There was a painful silence, which was broken by the harsh, grating voice of Petrokine.

"Promises are easily made and easily broken," he said. "There is but one way of securing eternal silence. It is our lives or yours. Let the highest among us speak."

"You are right, sir," said the English agent; "there is but one course open. He must be dismissed."

I knew what that meant in their confounded jargon, and sprang to my feet.

"By Heaven," I shouted, putting my back against the door, "you shan't butcher a free Englishman like a sheep! The first among you who stirs, drops!"

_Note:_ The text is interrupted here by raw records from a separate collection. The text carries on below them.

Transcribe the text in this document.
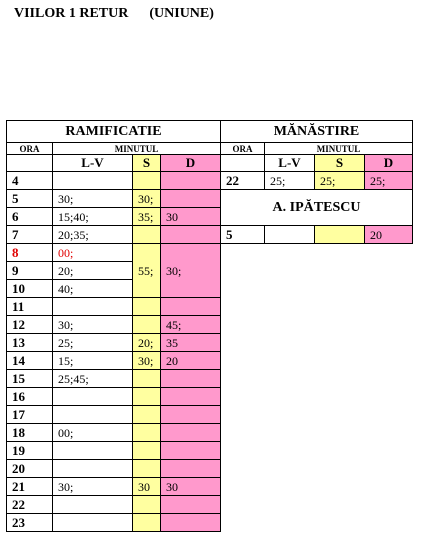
VIILOR 1 RETUR (UNIUNE)
RAMIFICATIE				MĂNĂSTIRE			
ORA	MINUTUL			ORA	MINUTUL		
	L-V	S	D		L-V	S	D
4				22	25;	25;	25;
5	30;	30;		A. IPĂTESCU			
6	15;40;	35;	30				
7	20;35;			5			20
8	00;	55;	30;				
9	20;						
10	40;						
11							
12	30;		45;				
13	25;	20;	35				
14	15;	30;	20				
15	25;45;						
16							
17							
18	00;						
19							
20							
21	30;	30	30				
22							
23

A man sprang at me. I saw along the sights of my Derringer the gleam of a knife and the demoniacal face of Gustave Berger. Then I pulled the trigger, and, with his hoarse scream sounding in my ears, I was felled to the ground by a crashing blow from behind. Half unconscious, and pressed down by some heavy weight, I heard the noise of shouts and blows above me, and then I fainted away.

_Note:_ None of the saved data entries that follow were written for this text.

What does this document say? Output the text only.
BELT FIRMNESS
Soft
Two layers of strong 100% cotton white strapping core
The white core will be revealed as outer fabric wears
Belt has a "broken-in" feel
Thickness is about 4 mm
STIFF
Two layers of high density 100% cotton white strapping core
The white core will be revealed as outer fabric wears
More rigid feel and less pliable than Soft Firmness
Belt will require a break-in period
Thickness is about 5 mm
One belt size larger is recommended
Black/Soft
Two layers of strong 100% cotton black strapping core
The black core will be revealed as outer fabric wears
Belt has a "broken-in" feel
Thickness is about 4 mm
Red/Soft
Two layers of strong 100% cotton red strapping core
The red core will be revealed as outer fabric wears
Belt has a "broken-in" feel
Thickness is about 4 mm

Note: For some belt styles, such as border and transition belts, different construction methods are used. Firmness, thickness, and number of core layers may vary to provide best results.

When I came to myself I was lying among the débris of the door, which had been beaten in on the top of me. Opposite were a dozen of the men who had lately sat in judgment upon me, tied two and two, and guarded by a score of Russian soldiers. Beside me was the corpse of the ill-fated English agent, the whole face blown in by the force of the explosion. Alexis and Petrokine were both lying on the floor like myself, bleeding profusely.

"Well, young fellow, you've had a narrow escape," said a hearty voice in my ear.

I looked up, and recognised my black-eyed acquaintance of the railway carriage.

"Stand up," he continued: "you're only a bit stunned; no bones broken. It's no wonder I mistook you for the Nihilist agent, when the very lodge itself was taken in. Well, you're the only stranger who ever came out of this den alive. Come downstairs with me. I know who you are, and what you are after now; I'll take you to Mr. Dimidoff. Nay, don't go in there," he cried, as I walked towards the door of the cell into which I had been originally ushered. "Keep out of that: you've seen evil sights enough for one day. Come down and have a glass of liquor."

He explained as we walked back to the hotel that the police of Solteff, of which he was the chief, had had warning and been on the look-out during some time for this Nihilist emissary. My arrival in so unfrequented a place, coupled with my air of secrecy and the English labels on that confounded portmanteau of Gregory's, had completed the business.

I have little more to tell. My Socialistic acquaintances were all either transported to Siberia or executed. My mission was performed to the satisfaction of my employers. My conduct during the whole business has won me promotion, and my prospects for life have been improved since that horrible night, the remembrance of which still makes me shiver.